Metropolitan Ambulance Service general manager operations Keith Young admitted an ambulance should have been sent. "The preliminary information is that it was human error," he said. Mr Young said it appeared checks built into the secondary triage system, which diverts about 26,000 low-priority calls a year to alternative services, had failed.
Mr Young said MAS had called Ms Couling to apologise and explain after being contacted by the Herald Sun. He said the matter was being investigated to ensure similar mistakes did not occur again. [So they always say]
Ms Couling was home alone when she fell ill about noon on Saturday, December 15. By 2am, she knew she was in trouble with sharp abdominal pain. She called her parents in Traralgon for advice. "They told me I needed to call an ambulance," she said.
Ms Couling rang 000 and was told an ambulance would be sent, but there would be a delay as ambulances were busy. She was told to call back if her pain got worse. "I hung up thinking someone was on the way so I rang my parents to reassure them that it was going to be OK." But 25 minutes later Ms Couling was in extreme pain and rang 000 back. After being put on hold for about four minutes, Ms Couling's call was transferred to a paramedic. "After a three or four minute conversation he said: 'We're actually not sending anyone out - it doesn't sound like it's an emergency to me, it sounds like you might have gastro'." The paramedic said Ms Couling should still see a doctor and suggested she get a lift or call a cab.

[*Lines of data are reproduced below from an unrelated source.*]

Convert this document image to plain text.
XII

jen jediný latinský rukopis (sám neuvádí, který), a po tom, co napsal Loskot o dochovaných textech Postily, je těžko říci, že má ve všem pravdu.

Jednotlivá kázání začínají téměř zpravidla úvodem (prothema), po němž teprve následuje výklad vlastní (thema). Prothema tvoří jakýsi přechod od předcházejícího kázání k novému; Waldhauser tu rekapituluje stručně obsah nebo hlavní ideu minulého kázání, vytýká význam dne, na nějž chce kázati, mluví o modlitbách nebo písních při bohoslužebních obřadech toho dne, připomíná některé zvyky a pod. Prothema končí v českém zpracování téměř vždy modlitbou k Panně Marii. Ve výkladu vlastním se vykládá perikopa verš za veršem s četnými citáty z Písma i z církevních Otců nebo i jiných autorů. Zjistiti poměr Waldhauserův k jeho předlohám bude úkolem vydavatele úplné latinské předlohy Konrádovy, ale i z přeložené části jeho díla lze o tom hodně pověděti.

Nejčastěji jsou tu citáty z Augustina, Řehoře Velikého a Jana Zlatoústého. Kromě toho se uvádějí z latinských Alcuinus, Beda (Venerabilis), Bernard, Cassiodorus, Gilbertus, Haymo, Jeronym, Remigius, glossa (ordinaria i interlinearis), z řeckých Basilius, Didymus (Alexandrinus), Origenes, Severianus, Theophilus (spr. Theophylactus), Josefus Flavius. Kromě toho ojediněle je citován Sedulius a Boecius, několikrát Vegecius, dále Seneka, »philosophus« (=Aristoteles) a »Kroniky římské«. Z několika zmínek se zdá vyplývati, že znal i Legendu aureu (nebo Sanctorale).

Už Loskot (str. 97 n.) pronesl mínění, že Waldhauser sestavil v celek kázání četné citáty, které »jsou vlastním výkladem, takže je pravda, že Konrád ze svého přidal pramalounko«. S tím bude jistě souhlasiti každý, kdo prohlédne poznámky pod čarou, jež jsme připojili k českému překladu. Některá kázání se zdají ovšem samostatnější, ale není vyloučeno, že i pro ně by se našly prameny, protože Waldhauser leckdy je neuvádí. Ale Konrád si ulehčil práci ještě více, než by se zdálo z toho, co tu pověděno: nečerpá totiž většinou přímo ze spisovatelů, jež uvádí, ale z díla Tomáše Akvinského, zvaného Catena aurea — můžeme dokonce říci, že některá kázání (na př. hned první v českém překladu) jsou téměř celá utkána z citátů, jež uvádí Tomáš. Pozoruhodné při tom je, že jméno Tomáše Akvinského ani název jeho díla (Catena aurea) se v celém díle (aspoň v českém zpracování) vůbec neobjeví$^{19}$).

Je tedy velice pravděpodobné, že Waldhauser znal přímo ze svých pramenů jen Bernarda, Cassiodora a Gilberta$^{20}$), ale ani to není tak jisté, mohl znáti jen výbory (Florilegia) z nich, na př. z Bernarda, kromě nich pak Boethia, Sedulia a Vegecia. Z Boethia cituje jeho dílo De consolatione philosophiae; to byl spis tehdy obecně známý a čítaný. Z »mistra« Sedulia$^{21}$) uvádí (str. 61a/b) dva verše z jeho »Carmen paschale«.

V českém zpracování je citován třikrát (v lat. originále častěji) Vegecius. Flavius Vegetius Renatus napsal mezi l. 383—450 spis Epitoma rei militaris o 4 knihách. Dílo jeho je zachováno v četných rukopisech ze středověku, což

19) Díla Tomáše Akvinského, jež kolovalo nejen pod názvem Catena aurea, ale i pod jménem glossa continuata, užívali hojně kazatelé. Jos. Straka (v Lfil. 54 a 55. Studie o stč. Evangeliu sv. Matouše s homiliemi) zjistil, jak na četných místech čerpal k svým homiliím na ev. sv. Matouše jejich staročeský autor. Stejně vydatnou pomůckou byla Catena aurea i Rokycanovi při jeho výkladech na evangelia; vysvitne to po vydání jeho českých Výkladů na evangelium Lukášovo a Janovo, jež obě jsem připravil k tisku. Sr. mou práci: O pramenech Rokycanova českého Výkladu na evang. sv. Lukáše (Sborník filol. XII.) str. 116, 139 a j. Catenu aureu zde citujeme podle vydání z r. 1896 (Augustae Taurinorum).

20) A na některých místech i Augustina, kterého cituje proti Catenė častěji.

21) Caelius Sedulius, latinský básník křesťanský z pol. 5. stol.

Not wanting to wake friends at 3am, she called a cab. "The lady said: 'Look, we're not an ambulance service - there's a delay here, too'." When Ms Couling broke down in tears, the call-taker relented. A taxi arrived about 10 minutes later and took her to the nearby Austin Hospital. Ms Couling needed three morphine doses and anti-nausea drugs to dull her pain. She was operated on at 12.30pm and is now recovering.
Ms Couling's father said the response to his daughter's call for help was "pretty ordinary". "It could have been life-threatening - they didn't know that at the time. "A system where you can ring up and get a diagnosis over the phone - I just think that's a joke." Health Minister Daniel Andrews said a doubling of MAS funding since 1999 had put 489 more paramedics and 56 extra ambulances on the road.